Sul piano urbanistico emergono buone pratiche
Esperienze di cohousing per anziani, sviluppate in ambito europeo e in alcune città italiane, offrono soluzioni abitative che favoriscono autonomia e relazioni, integrando servizi condivisi e spazi accessibili. Allo stesso modo, la riqualificazione di quartieri con particolare attenzione all’abbattimento delle barriere architettoniche, alla presenza di aree verdi fruibili e a una mobilità sostenibile rappresenta un investimento che produce benefici diffusi.
Tuttavia, la distanza tra norme e realtà resta significativa. Le criticità quotidiane – marciapiedi dissestati, assenza di ascensori, mezzi pubblici non pienamente accessibili, parcheggi abusivi – continuano a incidere pesantemente sulla vita degli anziani e delle persone con disabilità. La ricerca sociale evidenzia come questi ostacoli non siano solo materiali, ma anche simbolici: comunicano esclusione, riducono la partecipazione e alimentano una percezione di marginalità.

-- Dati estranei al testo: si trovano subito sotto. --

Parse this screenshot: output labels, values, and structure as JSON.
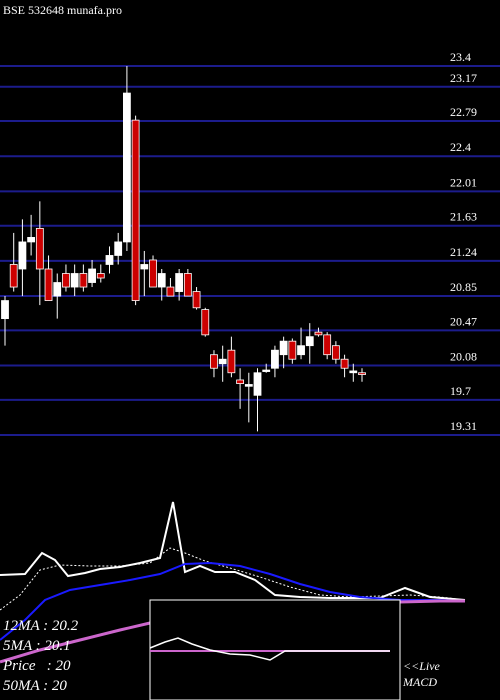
{
  "chart_data": {
    "type": "candlestick",
    "title": "BSE 532648 munafa.pro",
    "ylim": [
      19.31,
      23.4
    ],
    "yticks": [
      23.4,
      23.17,
      22.79,
      22.4,
      22.01,
      21.63,
      21.24,
      20.85,
      20.47,
      20.08,
      19.7,
      19.31
    ],
    "grid": true,
    "up_color": "#ffffff",
    "down_color": "#cc0000",
    "open": [
      20.6,
      21.2,
      21.15,
      21.45,
      21.6,
      21.15,
      20.85,
      21.1,
      20.95,
      21.1,
      21.0,
      21.1,
      21.2,
      21.3,
      21.45,
      22.8,
      21.15,
      21.25,
      20.95,
      20.95,
      20.9,
      21.1,
      20.9,
      20.7,
      20.2,
      20.1,
      20.25,
      19.92,
      19.85,
      19.75,
      20.02,
      20.05,
      20.2,
      20.35,
      20.2,
      20.3,
      20.45,
      20.42,
      20.3,
      20.15,
      20.0,
      20.0
    ],
    "high": [
      20.85,
      21.55,
      21.7,
      21.75,
      21.9,
      21.3,
      21.1,
      21.2,
      21.2,
      21.2,
      21.25,
      21.2,
      21.4,
      21.55,
      23.4,
      22.85,
      21.35,
      21.3,
      21.15,
      21.05,
      21.15,
      21.15,
      20.95,
      20.72,
      20.25,
      20.3,
      20.4,
      20.05,
      20.0,
      20.05,
      20.1,
      20.3,
      20.4,
      20.38,
      20.5,
      20.55,
      20.5,
      20.45,
      20.35,
      20.2,
      20.1,
      20.05
    ],
    "low": [
      20.3,
      20.9,
      20.85,
      21.3,
      20.75,
      20.8,
      20.6,
      20.9,
      20.85,
      20.9,
      20.95,
      21.0,
      21.1,
      21.2,
      21.35,
      20.75,
      20.85,
      20.95,
      20.8,
      20.85,
      20.8,
      20.85,
      20.7,
      20.4,
      19.95,
      19.9,
      19.95,
      19.6,
      19.45,
      19.35,
      20.0,
      19.95,
      20.05,
      20.1,
      20.15,
      20.1,
      20.4,
      20.15,
      20.1,
      19.95,
      19.9,
      19.9
    ],
    "close": [
      20.8,
      20.95,
      21.45,
      21.5,
      21.15,
      20.8,
      21.0,
      20.95,
      21.1,
      20.95,
      21.15,
      21.05,
      21.3,
      21.45,
      23.1,
      20.8,
      21.2,
      20.95,
      21.1,
      20.85,
      21.1,
      20.85,
      20.72,
      20.42,
      20.05,
      20.15,
      20.0,
      19.88,
      19.87,
      20.0,
      20.03,
      20.25,
      20.35,
      20.15,
      20.3,
      20.4,
      20.42,
      20.2,
      20.15,
      20.05,
      20.02,
      19.98
    ],
    "annotations": [
      "12MA : 20.2",
      "5MA : 20.1",
      "Price   : 20",
      "50MA : 20",
      "<<Live",
      "MACD"
    ]
  }
}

Il Decreto Anziani 2024 prova a intervenire proprio su questo nodo, proponendo un modello integrato che supera la frammentazione degli interventi. L’attenzione alla prevenzione, al benessere e alla partecipazione attiva segna un cambio di paradigma: non più politiche assistenziali, ma strategie di inclusione. Un passaggio fondamentale, che però richiede continuità nell’attuazione, risorse adeguate e un forte coordinamento tra istituzioni, enti locali e società civile.
La sfida, in definitiva, è culturale prima ancora che normativa. Ripensare le città a partire dai bisogni degli anziani significa costruire spazi più equi, accessibili e vivibili per tutti. Significa riconoscere che l’invecchiamento non è un’emergenza, ma una trasformazione strutturale della società. E che la qualità della risposta pubblica a questa trasformazione sarà uno degli indicatori più chiari del grado di civiltà del Paese.